Na odbywającym się właśnie walnym zgromadzeniu akcjonariuszy PGE S.A. – największego emitenta gazów cieplarnianych w kraju – pojawiły się dwie osoby z polskiego oddziału Greenpeace. Aktywiści zadali przedstawicielom Zarządu pytania o zaprezentowaną niedawno nową strategię koncernu, w której zabrakło konkretnego planu odejścia od spalania paliw kopalnych oraz pomysłu na intensywny rozwój energetyki odnawialnej. Są za to daleko posunięte plany na uzależnienie Polski od gazu z importu.
– Z dokumentów publikowanych przez PGE wynika, że kluczową aspiracją największej grupy energetycznej w Polsce jest uzależnienie naszej gospodarki od gazu. Spółka planuje wydać na ten cel aż 37 mld zł do 2035 roku. To nic innego jak wpędzanie nas wszystkich w kolejną po węglu pułapkę – tym razem gazową – ogromnym kosztem ekonomicznym i środowiskowym w przyszłości – powiedział Piotr Wójcik z Greenpeace, obecny na walnym zgromadzeniu PGE.
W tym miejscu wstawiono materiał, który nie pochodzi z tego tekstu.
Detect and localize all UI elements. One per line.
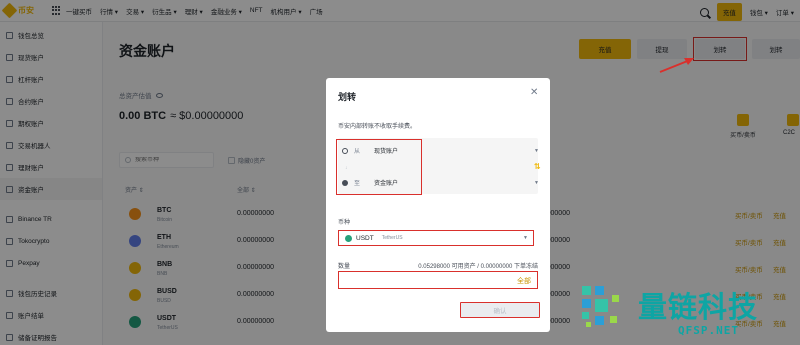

Powodem pojawienia się aktywistów na spotkaniu akcjonariuszy jest fakt, iż zarówno sprawozdania spółki za 2024 rok jak i niedawno opublikowana przez PGE nowa strategia do 2035, nadal nie podają konkretnego roku odejścia od spalania węgla, ani żadnego konkretnego planu odejścia od spalania paliw kopalnych, który byłby zgodny z nauką o klimacie i jednocześnie zapewniał liczne korzyści ekonomiczne, a przede wszystkim bezpieczeństwo. Ofiarami tej strategii będą przede wszystkim mieszkańcy regionu turoszowskiego. Działający tam kompleks kopalni i elektrowni nie może liczyć na wsparcie finansowe w ramach funduszy na sprawiedliwą transformację. Wszystko przez to, że wyznaczony przez PGE termin zakończenia tam działalności jest absurdalnie odległy – to rok 2046. W tę datę nie wierzą eksperci, samorządowcy a nawet mieszkańcy. Analizy ekonomiczne wprost pokazują, że Turów zostanie zamknięty znacznie wcześniej, najprawdopodobniej w najbliższej dekadzie.
– PGE powinno dobrze zaplanować i uczciwie komunikować odejście od paliw kopalnych – tak by społeczności lokalne miały czas się do tego przygotować. Z kolei strategia koncernu powinna opierać się głównie na odnawialnych źródłach energii połączonych z magazynami energii, które zapewniają tanią energię, zwiększają bezpieczeństwo energetyczne i podnoszą konkurencyjność polskiej gospodarki – dodaje Piotr Wójcik.
Greenpeace apeluje do PGE o wzięcie odpowiedzialności za realną transformację energetyczną. Konieczne jest jak najszybsze upublicznienie planu odejścia od spalania węgla i innych paliw kopalnych zgodny z tym, co postulują eksperci zajmujący się nauką o klimacie. Organizacja domaga się tego od 5 lat w sądzie. W 2020 roku Greenpeace zainicjował największy w historii Polski pozew klimatyczny przeciwko PGE GiEK – spółce z grupy PGE. Pod koniec 2024 Instytut Geofizyki PAN w opinii dla sądu stwierdził m.in., że: „działalność każdego emitenta gazów cieplarnianych przyczynia się do postępującej zmiany klimatu” oraz że „udział emisji z instalacji PGE GiEK w globalnej antropogenicznej emisji CO2 jest znaczący”. Sprawa jest w toku.